Der Bundesrat will die delegierte Psychotherapie durch ein Anordnungsmodell ersetzen und hat dazu eine Vernehmlassung eröffnet. Die Vorstände von SGPP und SGKJPP haben basierend auf den Resultaten der Mitgliederumfrage ein Argumentarium erarbeitet. Dieses bildet das Fundament für ihre Vernehmlassungsantworten und kann auch von kantonalen, regionalen und die auch von kantonalen, regionalen und angegliederten Gesellschaften genutzt werden.
Der FMPP-Vorstand hat sich im Nachgang der Polemik im Sommer bewusst entschieden, im Rahmen der Vernehmlassung zur «Einführung des Anordnungsmodells» nur mit fundierten Fakten zu argumentieren, um die Kritikpunkte am vorgeschlagenen Anordnungsmodell aufzuzeigen. Als erste Massnahme hat er im Juli 2019 beim verantwortlichen Bundesrat einen formellen Protest gegen den Eingriff in die ärztliche Psychotherapie eingelegt, der ohne Einbezug erfolgte und so nicht akzeptiert werden kann. Am 28. August 2019 ist die Antwort von Bundesrat Alain Berset eingetroffen, die aus Sicht des Vorstands leider unbefriedigend ausgefallen ist.
Inzwischen haben die Vorstände der SGPP und der SGKJPP, basierend auf den Resultaten der Mitgliederumfrage, ihr Argumentarium erarbeitet, das die inhaltliche Grundlage für die zukünftzigen Aktivitäten darstellt. Die Vorstände von SGPP und SGKJPP wollen damit die relevanten Stakeholder und die potenziellen Koalitionspartner ansprechen, um im Rahmen der Vernehmlassung Druck aufzubauen. Das Argumentarium wurde auch allen kantonalen/regionalen und angegliederten Gesellschaften zugestellt, damit diese ihre individuelle Stellungnahme erstellen können. Den Mitgliedern der SGPP (Argumentarium SGPP) und SGKJPP (Argumentarium SGKJPP) stehen die Dokumente im Mitgliederbereich der Website zur Verfügung. Das Argumentarium dient auch als Grundlage für die Stellungnahmen von SGPP sowie SGKJPP, die diese fristgerecht einreichen werden.

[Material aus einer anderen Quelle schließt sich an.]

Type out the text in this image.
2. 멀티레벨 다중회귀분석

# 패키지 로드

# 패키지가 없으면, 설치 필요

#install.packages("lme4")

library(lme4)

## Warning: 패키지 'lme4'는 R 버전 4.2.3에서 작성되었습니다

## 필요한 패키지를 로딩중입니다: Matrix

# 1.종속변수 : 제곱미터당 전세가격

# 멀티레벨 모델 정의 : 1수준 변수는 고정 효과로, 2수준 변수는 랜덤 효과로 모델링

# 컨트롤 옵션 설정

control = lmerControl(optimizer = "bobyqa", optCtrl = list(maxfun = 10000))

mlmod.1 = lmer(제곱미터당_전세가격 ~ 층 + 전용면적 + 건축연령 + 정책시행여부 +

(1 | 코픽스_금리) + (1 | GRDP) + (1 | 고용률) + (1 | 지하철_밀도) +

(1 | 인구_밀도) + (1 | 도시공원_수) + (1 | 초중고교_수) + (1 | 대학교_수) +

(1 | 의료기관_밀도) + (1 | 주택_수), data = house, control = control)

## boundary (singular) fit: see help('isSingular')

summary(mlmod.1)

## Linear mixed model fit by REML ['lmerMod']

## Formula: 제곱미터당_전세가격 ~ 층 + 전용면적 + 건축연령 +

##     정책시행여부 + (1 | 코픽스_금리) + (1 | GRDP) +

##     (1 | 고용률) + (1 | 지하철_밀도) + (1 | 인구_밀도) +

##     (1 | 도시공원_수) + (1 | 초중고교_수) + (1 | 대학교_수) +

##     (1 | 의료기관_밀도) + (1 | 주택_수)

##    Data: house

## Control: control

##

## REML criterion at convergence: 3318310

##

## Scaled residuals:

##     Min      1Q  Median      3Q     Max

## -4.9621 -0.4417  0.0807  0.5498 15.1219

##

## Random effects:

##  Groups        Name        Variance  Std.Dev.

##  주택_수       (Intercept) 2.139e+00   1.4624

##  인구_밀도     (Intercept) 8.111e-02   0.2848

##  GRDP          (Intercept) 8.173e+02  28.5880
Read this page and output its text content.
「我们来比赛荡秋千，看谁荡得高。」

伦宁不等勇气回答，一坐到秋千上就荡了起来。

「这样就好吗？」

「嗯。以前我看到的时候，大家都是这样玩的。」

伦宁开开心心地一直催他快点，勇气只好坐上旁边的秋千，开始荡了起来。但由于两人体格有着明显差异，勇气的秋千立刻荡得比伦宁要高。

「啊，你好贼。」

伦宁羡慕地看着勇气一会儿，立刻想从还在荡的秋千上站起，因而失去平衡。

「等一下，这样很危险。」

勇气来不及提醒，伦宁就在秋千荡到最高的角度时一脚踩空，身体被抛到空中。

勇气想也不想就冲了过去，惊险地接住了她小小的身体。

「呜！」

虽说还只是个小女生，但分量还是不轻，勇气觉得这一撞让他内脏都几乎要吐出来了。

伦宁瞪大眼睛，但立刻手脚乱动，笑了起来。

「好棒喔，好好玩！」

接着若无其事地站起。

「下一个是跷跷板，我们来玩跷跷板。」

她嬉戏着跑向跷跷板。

SGPP- sowie SGKJPP-Vorstand warnen vor dem jetzigen Vernehmlassungsentwurf, weil damit vor allem eine Mengenausweitung und Mehrkosten drohen. Dies schon allein deswegen, weil sich die Zahl der Ärzte und Ärztinnen mit einer Anordnungsbefugnis gegenüber dem Delegationsmodell in etwa vervierfachen wird. Der Bundesrat argumentiert zwar, dass er mit dieser Massnahme den Zugang zur Psychotherapie erleichtern will – vor allem für Kinder und Jugendliche, für Schwerkranke sowie für Patienten in Krisensituationen. Psychologinnen und Psychologen können diese Versorgungslücken aber nicht schliessen, denn die Psychotherapie ist lediglich ein Baustein im ganzen Behandlungsspektrum. Eine umfassende psychische Versorgung beinhaltet weit mehr, erfordert Kompetenz und Erfahrung, was die aktuelle Aus- und Weiterbildung von psychologischen Psychotherapeuten nicht gewährleistet. Ferner ist zu erwarten, dass die Zahl der Praxispsychologen unkontrolliert ansteigt, da in diesem Bereich Reglementierungen wie Numerus clausus oder Zulassungsstopp fehlen. Der FMPP-Vorstand ist darüber hinaus mehr als konsterniert, dass KVV- und KLV-Änderungen, wie z.B. die Reduktion von Anzahl und Dauer der medizinischen Psychotherapie, ohne Einbezug der Direktbetroffenen vorgenommen wurde, was inakzeptabel ist.
Wenn der Bund an der Ausgestaltung des Anordnungsmodells bezüglich der Ausweitung der Anordnungsbefugnis auf andere Facharzttitel festhält, soll ein FMH-Fähigkeitsausweis «Anordnung Psychotherapie» eingeführt werden.